Un homme politique ne dit jamais « français » ni « citoyens », il dit « françaises et français » ou « citoyennes et citoyens ». Notre langue possède cette magie du genre qui permet une rapide identification de l’auteur d’un discours. Cependant, ce détail ne permet pas de discerner si cet humain (mâle ou femelle) est en campagne électorale. Le mot qui donne assurément la réponse à cette interrogation est « rassembler ». Ce mot surgit toujours dès les premières secondes d’un discours ou interview. Ces politi (ciennes et ciens) ont l’obsession d’un rassemblement dont ils sont à la fois cible et vecteur : vers eux et par eux. Ce leitmotiv entonne et surpasse tous les programmes et toutes les idéologies. C’est d’ailleurs le sentiment profond d’avoir cette faculté de rassembleur qui a motivé leur candidature. Leur seule véritable idéologie est celle du rassemblement et aucun programme ne pourra se décliner sans ce prérequis.
Cette logique implacable dissimule pourtant un problème de taille. Ces adeptes du rassemblement ont généralement commencé leur carrière de rassembleur en trahissant leur propre camp. Leur prédisposition à désassembler le groupe qui a donné un premier essor à leur carrière est supposée être le garant de leur capacité à rassembler. Pour ceux qui ne suivent pas, disons plus simplement que le deuxième essor d’une carrière politique commence par une action contre-productive en termes de rassemblement. Pour ceux qui peinent encore à suivre, résumons ainsi : plus il y a de rassembleurs, moins il y a de rassemblement.
Dans un pays comme le nôtre où le multipartisme est intangible, cela se traduit par une augmentation progressive du nombre de partis et de candidats à chaque élection.

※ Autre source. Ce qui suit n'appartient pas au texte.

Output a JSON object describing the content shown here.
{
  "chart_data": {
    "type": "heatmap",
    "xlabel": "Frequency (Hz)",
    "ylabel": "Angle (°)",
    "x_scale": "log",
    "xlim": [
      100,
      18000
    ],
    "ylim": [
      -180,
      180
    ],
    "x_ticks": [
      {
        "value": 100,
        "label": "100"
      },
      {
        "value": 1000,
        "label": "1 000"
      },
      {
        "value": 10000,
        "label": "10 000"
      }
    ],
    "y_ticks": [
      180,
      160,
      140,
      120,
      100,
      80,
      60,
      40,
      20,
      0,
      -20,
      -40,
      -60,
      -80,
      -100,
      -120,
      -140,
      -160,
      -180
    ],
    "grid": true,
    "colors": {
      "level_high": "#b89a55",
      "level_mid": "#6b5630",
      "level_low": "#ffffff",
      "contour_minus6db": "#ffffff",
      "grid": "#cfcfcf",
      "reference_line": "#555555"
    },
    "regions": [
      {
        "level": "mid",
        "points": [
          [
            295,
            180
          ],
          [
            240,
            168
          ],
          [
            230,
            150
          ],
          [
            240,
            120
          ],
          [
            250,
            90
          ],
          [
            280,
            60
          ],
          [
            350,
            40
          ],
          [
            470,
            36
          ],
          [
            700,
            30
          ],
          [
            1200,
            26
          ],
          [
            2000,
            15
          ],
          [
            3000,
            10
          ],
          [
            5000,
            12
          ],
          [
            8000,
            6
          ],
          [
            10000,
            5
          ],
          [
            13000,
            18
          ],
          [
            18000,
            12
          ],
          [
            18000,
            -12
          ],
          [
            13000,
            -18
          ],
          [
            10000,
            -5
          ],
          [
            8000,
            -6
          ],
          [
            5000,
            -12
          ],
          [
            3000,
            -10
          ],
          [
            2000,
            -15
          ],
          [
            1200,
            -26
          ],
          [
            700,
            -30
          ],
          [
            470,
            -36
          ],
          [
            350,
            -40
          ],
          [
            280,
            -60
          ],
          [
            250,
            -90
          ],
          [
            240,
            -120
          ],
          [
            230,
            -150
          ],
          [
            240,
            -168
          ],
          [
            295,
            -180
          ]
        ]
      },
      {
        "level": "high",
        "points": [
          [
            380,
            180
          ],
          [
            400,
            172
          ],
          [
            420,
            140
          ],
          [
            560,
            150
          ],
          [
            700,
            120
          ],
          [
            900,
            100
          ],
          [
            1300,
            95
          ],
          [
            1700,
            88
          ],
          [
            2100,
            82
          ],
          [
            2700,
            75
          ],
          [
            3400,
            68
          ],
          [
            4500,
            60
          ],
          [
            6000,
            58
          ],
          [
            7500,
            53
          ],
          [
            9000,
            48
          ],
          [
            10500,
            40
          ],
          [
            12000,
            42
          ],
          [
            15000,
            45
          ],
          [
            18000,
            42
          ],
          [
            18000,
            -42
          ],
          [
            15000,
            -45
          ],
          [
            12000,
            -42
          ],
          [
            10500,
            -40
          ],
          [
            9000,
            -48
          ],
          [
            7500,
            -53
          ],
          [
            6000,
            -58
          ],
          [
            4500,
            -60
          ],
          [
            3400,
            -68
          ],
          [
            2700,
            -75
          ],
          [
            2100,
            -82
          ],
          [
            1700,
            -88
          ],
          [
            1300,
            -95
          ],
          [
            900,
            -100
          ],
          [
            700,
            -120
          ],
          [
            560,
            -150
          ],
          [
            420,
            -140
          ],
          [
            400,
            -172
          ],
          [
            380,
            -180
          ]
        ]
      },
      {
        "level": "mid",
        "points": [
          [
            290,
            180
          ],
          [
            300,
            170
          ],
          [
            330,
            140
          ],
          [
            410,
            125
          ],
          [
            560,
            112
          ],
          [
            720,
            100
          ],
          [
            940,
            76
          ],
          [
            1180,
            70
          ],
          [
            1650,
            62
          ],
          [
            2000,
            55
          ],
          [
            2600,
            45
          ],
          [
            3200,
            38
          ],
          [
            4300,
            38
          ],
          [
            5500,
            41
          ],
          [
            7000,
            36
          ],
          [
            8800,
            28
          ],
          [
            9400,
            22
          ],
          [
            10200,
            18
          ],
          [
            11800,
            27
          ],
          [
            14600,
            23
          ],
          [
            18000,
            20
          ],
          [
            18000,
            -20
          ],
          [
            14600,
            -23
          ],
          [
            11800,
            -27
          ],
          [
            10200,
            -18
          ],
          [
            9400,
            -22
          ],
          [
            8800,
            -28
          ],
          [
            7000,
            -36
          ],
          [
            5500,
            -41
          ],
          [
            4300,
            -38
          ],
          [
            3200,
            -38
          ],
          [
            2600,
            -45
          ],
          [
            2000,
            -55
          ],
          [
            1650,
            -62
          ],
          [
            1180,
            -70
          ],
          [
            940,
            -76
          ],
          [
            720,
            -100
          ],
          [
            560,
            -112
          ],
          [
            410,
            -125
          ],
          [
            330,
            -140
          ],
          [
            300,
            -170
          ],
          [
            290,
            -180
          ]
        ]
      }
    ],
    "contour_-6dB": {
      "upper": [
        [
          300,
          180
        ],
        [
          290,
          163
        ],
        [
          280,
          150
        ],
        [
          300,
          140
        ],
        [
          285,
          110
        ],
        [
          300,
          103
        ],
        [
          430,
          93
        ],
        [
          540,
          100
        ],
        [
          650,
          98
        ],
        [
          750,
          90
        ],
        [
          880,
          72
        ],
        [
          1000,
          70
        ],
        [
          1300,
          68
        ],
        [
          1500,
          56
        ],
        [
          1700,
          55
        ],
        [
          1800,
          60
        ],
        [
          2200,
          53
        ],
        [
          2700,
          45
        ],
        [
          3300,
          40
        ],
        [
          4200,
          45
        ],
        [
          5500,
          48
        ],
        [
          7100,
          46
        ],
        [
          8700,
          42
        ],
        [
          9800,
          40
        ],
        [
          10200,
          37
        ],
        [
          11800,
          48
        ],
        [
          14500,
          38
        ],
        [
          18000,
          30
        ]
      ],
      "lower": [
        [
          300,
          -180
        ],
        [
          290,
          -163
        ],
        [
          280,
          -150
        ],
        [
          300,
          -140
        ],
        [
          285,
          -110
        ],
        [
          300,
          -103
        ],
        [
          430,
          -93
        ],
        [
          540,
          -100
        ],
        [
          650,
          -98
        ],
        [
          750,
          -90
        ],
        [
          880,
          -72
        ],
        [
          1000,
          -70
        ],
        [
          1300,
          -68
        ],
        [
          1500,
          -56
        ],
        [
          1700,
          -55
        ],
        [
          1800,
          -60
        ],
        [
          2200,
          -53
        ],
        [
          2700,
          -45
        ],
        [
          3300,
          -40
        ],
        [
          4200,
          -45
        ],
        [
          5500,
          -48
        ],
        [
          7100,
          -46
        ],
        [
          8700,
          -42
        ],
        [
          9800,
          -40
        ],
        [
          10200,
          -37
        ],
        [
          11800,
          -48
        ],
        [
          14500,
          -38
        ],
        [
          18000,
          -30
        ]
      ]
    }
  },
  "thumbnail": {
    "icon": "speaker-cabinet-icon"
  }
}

Nous sommes passés de 5 à 6 au début de la cinquième république, à plus d’une trentaine aujourd’hui.
Mais que vient faire cette diatribe dans une chronique médicale ?
Constater une augmentation de l’incidence des partis politiques n’est pas vraiment de l’épidémiologie médicale. Même si la sociologie prend une part croissante dans les causes de troubles et souffrances individuelles, inversement, ce bouillonnement partisan pourrait avoir quelque vertu thérapeutique pour les rassembleurs et leurs adeptes en instance de rassemblement. Les ONG ont aussi ce pouvoir de bénéficier à leurs attributaires et à leurs attributeurs, mais elles sont très rarement initiées par une trahison.
Dans une époque où la médecine étend sans vergogne son emprise sur tous les troubles psychosociaux, ma chronique pourrait être pernicieusement médicale en proposant de rajouter un nouveau trouble mental aux plus de 500 que compte déjà le DSM, manuel de référence de la psychiatrie académique.
Ce pourrait être, par exemple, le trouble dissociatif politique (TDP). Le point commun des divers troubles dissociatifs est un biais de perception de l’identité. Le TDP consisterait alors à se percevoir rassembleur sur sa faculté à désassembler.